With the many blogs that I have encounter searching for great graphic novel recommendations, one of them is Kate Dacey of The Manga Critic. To my knowledge she had became a fan of graphic novels as an adult, and therefore provides a pretty interesting perspective from her reviews. She provides insightful responses from her email interview, to which I am quite pleased to include under the cut.
What was your first anime title? Was it the same as your first manga title?
The first anime I saw in a theater was AKIRA. I hated it. Cut the younger me some slack though! It was 1990, and I knew absolutely nothing about Japanese popular culture; my only previous exposure to Japanese cinema had been Throne of Blood and A Taxing Woman, so I found AKIRA bewildering. It wasn’t until the early 2000s, when the InuYasha anime was airing on the Cartoon Network, that I started exploring anime and manga in earnest. The InuYasha TV show led me to the comic, which in turn led me to other titles by Rumiko Takahashi such as Mermaid Saga and The Rumic World Trilogy.
What’s your favorite title and why?
That depends on when you ask me — I’m easily swayed! But if I had to pick just one, I’d have to say it’s Osamu Tezuka’s Phoenix. Though the series is uniformly excellent, I’m partial to Sun, the final story in the saga. Tezuka deftly weaves events from the past with speculation about the future, creating a powerful, strange, and moving allegory about the arrival of Buddhism in Japan. The illustrations of futuristic cities, military battles, and wild landscapes are among some of the most beautiful images I’ve seen in comics, period.
Has there been a recent series that you would recommend people to check out?
I’m sorry Tokyopop went belly-up before it could finish Neko Ramen, a 4-koma manga about Taisho, a cat who runs a noodle shop. As a self-proclaimed dog lover, I wasn’t predisposed to like Neko Ramen, but I found it consistently hilarious. The secret, I think, is that Kenji Sonishi doesn’t just trot out hairball and litterbox jokes — though there are plenty of those scattered throughout the series — he also pokes fun at Taisho’s complete lack of business sense, making him a more universal figure.
Is there any fandom(s) that you would be an avid follower for?

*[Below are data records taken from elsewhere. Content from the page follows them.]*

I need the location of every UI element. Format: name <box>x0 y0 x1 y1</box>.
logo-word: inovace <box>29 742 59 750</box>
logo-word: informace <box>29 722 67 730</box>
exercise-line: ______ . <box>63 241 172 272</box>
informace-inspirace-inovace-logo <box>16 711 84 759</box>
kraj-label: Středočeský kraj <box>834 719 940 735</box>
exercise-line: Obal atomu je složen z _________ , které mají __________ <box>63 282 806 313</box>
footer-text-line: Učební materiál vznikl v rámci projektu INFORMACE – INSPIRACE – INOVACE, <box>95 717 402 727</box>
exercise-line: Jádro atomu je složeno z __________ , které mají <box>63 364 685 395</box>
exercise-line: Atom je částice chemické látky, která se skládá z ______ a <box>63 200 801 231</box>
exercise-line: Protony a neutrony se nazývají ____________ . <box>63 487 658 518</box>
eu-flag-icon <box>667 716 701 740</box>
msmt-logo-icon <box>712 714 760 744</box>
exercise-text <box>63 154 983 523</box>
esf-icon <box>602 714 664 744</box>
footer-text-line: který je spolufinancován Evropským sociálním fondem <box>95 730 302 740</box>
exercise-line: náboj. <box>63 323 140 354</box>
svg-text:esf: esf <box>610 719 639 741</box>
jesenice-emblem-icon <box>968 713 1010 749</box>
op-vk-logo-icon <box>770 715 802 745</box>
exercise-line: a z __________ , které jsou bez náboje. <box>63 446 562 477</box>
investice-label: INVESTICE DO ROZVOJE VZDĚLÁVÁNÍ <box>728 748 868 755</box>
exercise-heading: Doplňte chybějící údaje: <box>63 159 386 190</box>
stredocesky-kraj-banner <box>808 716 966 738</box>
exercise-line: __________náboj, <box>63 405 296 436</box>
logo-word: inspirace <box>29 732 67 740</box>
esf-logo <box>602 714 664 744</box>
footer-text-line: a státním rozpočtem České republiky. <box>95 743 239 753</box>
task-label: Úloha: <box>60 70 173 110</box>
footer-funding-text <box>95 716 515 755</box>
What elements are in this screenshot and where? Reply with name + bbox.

Not really; my taste in manga is too eclectic to be confined to a single fandom!
Are there any issues in the trend of anime and manga that you feel passionate about?

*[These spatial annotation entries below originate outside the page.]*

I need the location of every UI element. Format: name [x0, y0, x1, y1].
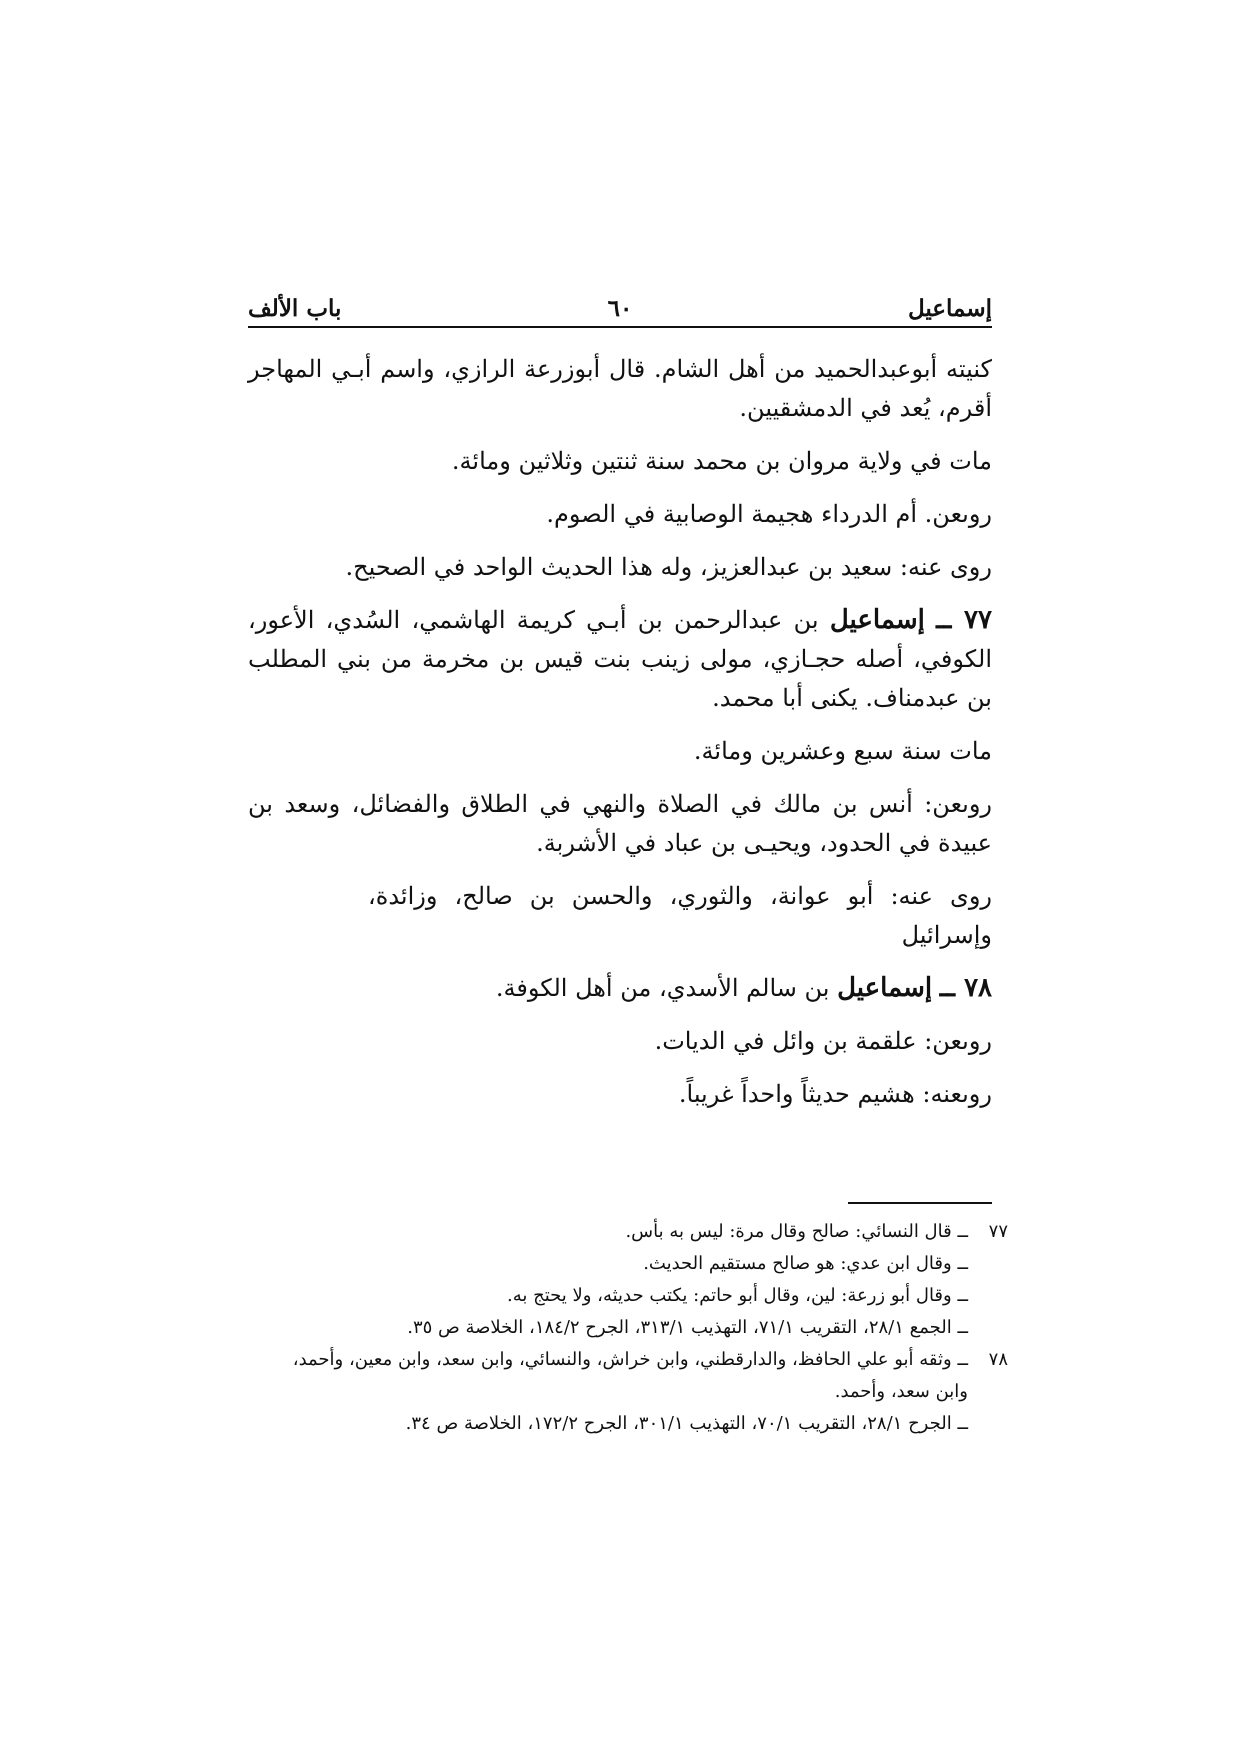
header-section-title: إسماعيل	[907, 295, 992, 322]
footnote-line	[248, 1312, 1008, 1344]
footnote-text: ــ الجمع ٢٨/١، التقريب ٧١/١، التهذيب ٣١٣/١، الجرح ١٨٤/٢، الخلاصة ص ٣٥.	[407, 1317, 968, 1338]
paragraph: كنيته أبوعبدالحميد من أهل الشام. قال أبوزرعة الرازي، واسم أبـي المهاجر أقرم، يُعد في الدمشقيين.	[248, 355, 992, 422]
footnote-line	[248, 1376, 1008, 1408]
footnote-number: ٧٨	[988, 1349, 1008, 1370]
paragraph: مات في ولاية مروان بن محمد سنة ثنتين وثلاثين ومائة.	[451, 447, 992, 475]
footnotes	[248, 1216, 1008, 1440]
header-chapter-title: باب الألف	[248, 295, 342, 322]
entry-text: بن سالم الأسدي، من أهل الكوفة.	[495, 974, 830, 1002]
entry-78	[248, 969, 992, 1008]
entry-name: إسماعيل	[829, 605, 925, 635]
entry-text: بن عبدالرحمن بن أبـي كريمة الهاشمي، السُدي، الأعور، الكوفي، أصله حجـازي، مولى زينب بنت قيس بن مخرمة من بني المطلب بن عبدمناف. يكنى أبا محمد.	[248, 606, 992, 712]
footnote-line	[248, 1248, 1008, 1280]
footnote-rule	[848, 1202, 992, 1204]
paragraph: روىعن: علقمة بن وائل في الديات.	[654, 1027, 992, 1055]
footnote-text: ــ وثقه أبو علي الحافظ، والدارقطني، وابن خراش، والنسائي، وابن سعد، وابن معين، وأحمد،	[292, 1349, 968, 1370]
paragraph: روىعن. أم الدرداء هجيمة الوصابية في الصوم.	[546, 500, 992, 528]
page-header	[248, 282, 992, 322]
header-rule	[248, 326, 992, 328]
paragraph: مات سنة سبع وعشرين ومائة.	[693, 737, 992, 765]
footnote-line	[248, 1216, 1008, 1248]
footnote-text: ــ وقال ابن عدي: هو صالح مستقيم الحديث.	[643, 1253, 968, 1274]
entry-number: ٧٧ ــ	[936, 605, 992, 635]
footnote-text: ــ الجرح ٢٨/١، التقريب ٧٠/١، التهذيب ٣٠١/١، الجرح ١٧٢/٢، الخلاصة ص ٣٤.	[405, 1413, 968, 1434]
page-number: ٦٠	[607, 295, 633, 322]
footnote-line	[248, 1408, 1008, 1440]
footnote-text: ــ قال النسائي: صالح وقال مرة: ليس به بأس.	[625, 1221, 968, 1242]
paragraph: روى عنه: سعيد بن عبدالعزيز، وله هذا الحديث الواحد في الصحيح.	[345, 553, 992, 581]
paragraph: روى عنه: أبو عوانة، والثوري، والحسن بن صالح، وزائدة، وإسرائيل	[368, 882, 992, 949]
footnote-text: ــ وقال أبو زرعة: لين، وقال أبو حاتم: يكتب حديثه، ولا يحتج به.	[506, 1285, 968, 1306]
entry-number: ٧٨ ــ	[939, 973, 992, 1003]
main-text	[248, 350, 992, 1128]
paragraph: روىعنه: هشيم حديثاً واحداً غريباً.	[678, 1080, 992, 1108]
footnote-line	[248, 1280, 1008, 1312]
entry-77	[248, 601, 992, 718]
entry-name: إسماعيل	[837, 973, 933, 1003]
footnote-line	[248, 1344, 1008, 1376]
paragraph: روىعن: أنس بن مالك في الصلاة والنهي في الطلاق والفضائل، وسعد بن عبيدة في الحدود، ويحيـى بن عباد في الأشربة.	[248, 790, 993, 857]
footnote-number: ٧٧	[988, 1221, 1008, 1242]
footnote-text: وابن سعد، وأحمد.	[834, 1381, 968, 1402]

I’m glad to see publishers embracing digital distribution — not because I think iPad apps will curb piracy, but because they have the potential to attract new audiences to manga. The VIZ app is the best of the digital manga readers — the interface is easy to use, and mimics the print-reading experience — but I wish it were available to folks who don’t own an iPad or iPhone. The Dark Horse model seems like a more sustainable one, as their comics are compatible with any web-browsing device.

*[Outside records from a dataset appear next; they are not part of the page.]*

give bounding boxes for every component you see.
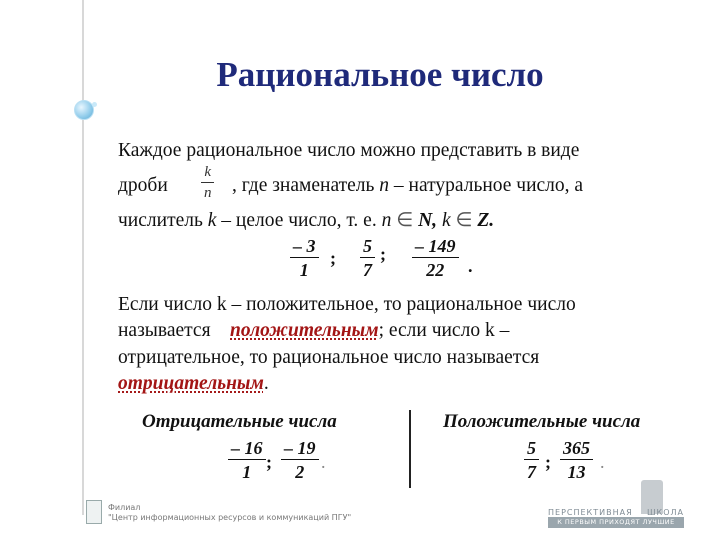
pos-1-denominator: 7 xyxy=(527,462,536,482)
var-n: n xyxy=(379,175,390,196)
negative-fraction-2 xyxy=(281,438,319,482)
para2-line3: отрицательное, то рациональное число называется xyxy=(118,347,540,368)
example-1-denominator: 1 xyxy=(299,260,309,280)
para1-line2-rest xyxy=(232,175,583,197)
fraction-numerator: k xyxy=(201,164,214,183)
example-fraction-3 xyxy=(412,236,459,280)
period: . xyxy=(263,373,269,394)
text-is-called: называется xyxy=(118,320,211,341)
pos-1-numerator: 5 xyxy=(524,438,539,460)
neg-1-denominator: 1 xyxy=(242,462,252,482)
school-slogan: К ПЕРВЫМ ПРИХОДЯТ ЛУЧШИЕ xyxy=(548,517,684,528)
neg-1-separator: ; xyxy=(266,452,272,472)
set-n: N, xyxy=(418,210,438,231)
text-natural-number: – натуральное число, а xyxy=(393,175,584,196)
text-where-denominator: , где знаменатель xyxy=(232,175,375,196)
text-numerator: числитель xyxy=(118,210,203,231)
para1-line2 xyxy=(118,175,168,197)
var-k-2: k xyxy=(441,210,451,231)
decorative-dot-icon xyxy=(92,102,97,107)
example-1-numerator: – 3 xyxy=(290,236,319,258)
footer-line2: "Центр информационных ресурсов и коммуникаций ПГУ" xyxy=(108,513,352,522)
text-drobi: дроби xyxy=(118,175,168,196)
column-divider xyxy=(409,410,411,488)
example-fraction-2 xyxy=(360,236,375,280)
pos-2-denominator: 13 xyxy=(567,462,586,482)
var-n-2: n xyxy=(381,210,392,231)
fraction-k-over-n xyxy=(201,164,215,202)
school-logo xyxy=(548,507,684,529)
para1-line1: Каждое рациональное число можно представить в виде xyxy=(118,140,580,161)
neg-2-separator: . xyxy=(321,452,326,472)
example-3-denominator: 22 xyxy=(426,260,445,280)
para1-line3 xyxy=(118,208,494,232)
set-z: Z. xyxy=(477,210,495,231)
pos-1-separator: ; xyxy=(545,452,551,472)
decorative-bubble-icon xyxy=(74,100,94,120)
negative-fraction-1 xyxy=(228,438,266,482)
example-2-separator: ; xyxy=(380,244,386,264)
pos-2-numerator: 365 xyxy=(560,438,593,460)
element-of-symbol: ∈ xyxy=(396,210,414,231)
school-logo-top xyxy=(548,507,684,517)
element-of-symbol-2: ∈ xyxy=(455,210,473,231)
term-positive: положительным xyxy=(230,320,379,341)
para2-line1: Если число k – положительное, то рациональное число xyxy=(118,294,576,315)
example-fraction-1 xyxy=(290,236,319,280)
neg-1-numerator: – 16 xyxy=(228,438,266,460)
footer-caption xyxy=(108,503,351,523)
positives-heading: Положительные числа xyxy=(443,411,641,432)
negatives-heading: Отрицательные числа xyxy=(142,411,337,432)
para2-line2 xyxy=(118,320,686,342)
example-2-numerator: 5 xyxy=(360,236,375,258)
school-word-2: ШКОЛА xyxy=(646,507,684,517)
para2-line4 xyxy=(118,373,269,395)
term-negative: отрицательным xyxy=(118,373,264,394)
institution-logo-icon xyxy=(86,500,102,524)
text-integer: – целое число, т. е. xyxy=(221,210,377,231)
footer-line1: Филиал xyxy=(108,503,141,512)
pos-2-separator: . xyxy=(600,452,605,472)
example-2-denominator: 7 xyxy=(363,260,372,280)
neg-2-denominator: 2 xyxy=(295,462,305,482)
positive-fraction-2 xyxy=(560,438,593,482)
neg-2-numerator: – 19 xyxy=(281,438,319,460)
slide-title: Рациональное число xyxy=(216,55,544,94)
fraction-denominator: n xyxy=(204,185,212,201)
text-if-number-k: ; если число k – xyxy=(378,320,510,341)
example-1-separator: ; xyxy=(330,248,336,268)
school-word-1: ПЕРСПЕКТИВНАЯ xyxy=(548,507,633,517)
positive-fraction-1 xyxy=(524,438,539,482)
example-3-separator: . xyxy=(468,256,473,276)
example-3-numerator: – 149 xyxy=(412,236,459,258)
var-k: k xyxy=(207,210,217,231)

Why did you decide to start social media/blogging?
I was motivated by two things: a desire to learn more about blogging, and a desire to connect with other manga fans. Prior to 2006, my entire online experience had been limited to web-surfing, and I thought it was time to get some hands-on experience building a website and populating it with content. I did that in baby steps: first I had a blog at Tokyopop, then I joined the editorial staff at a big website and learned to use WordPress, and finally I struck out on my own and created a site from scratch.
What is your favorite part in the blogging experience?
Over the last five years, readers have steered me towards books I might otherwise have missed, educated me about the Japanese publishing industry, and convinced me to give hated books a second chance. That kind of idea exchange is really stimulating, and keeps me invested in writing about manga — a good thing, because reviewing mediocre books can really curb my enthusiasm for blogging!
Other than your own blogging site, has there been any other social media projects/site that you have been involved with?
From 2007 to 2009, I was the Senior Manga Editor at PopCultureShock (now defunct). I’ve also been a regular contributor at Good Comics for Kids since 2008. And I’ve been on Twitter since 2009, talking about manga, politics, feminism, food, bad grammar, dogs, music — whatever interests me on a given day.
What are tips you can offer for other people looking into getting into the hobby that you are in?
If you’re interested in blogging about anime or manga, spend some time thinking about who you’d like to reach with your site: shojo manga fans? horror buffs? Miyazaki aficionados? Having an audience in mind will make it easier to design your blog, choose appropriate tags and categories, and pick interesting topics. Trying to write for a general audience of anime or manga fans is a lot harder to do, as the community is splintered into many, many subcultures.
Do you picture yourself as an anime/manga fan/blogger, ten years from now?
That’s hard to say; frankly, I’m sometimes amazed I’ve been doing this for as long as I have! But I think the answer is yes, if American publishers continue to license interesting, off-beat, and historically important manga. I’d hang in there for the opportunity to review English-language editions of GeGeGe no Kitaro, Ludwig B., and The Window of Orpheus.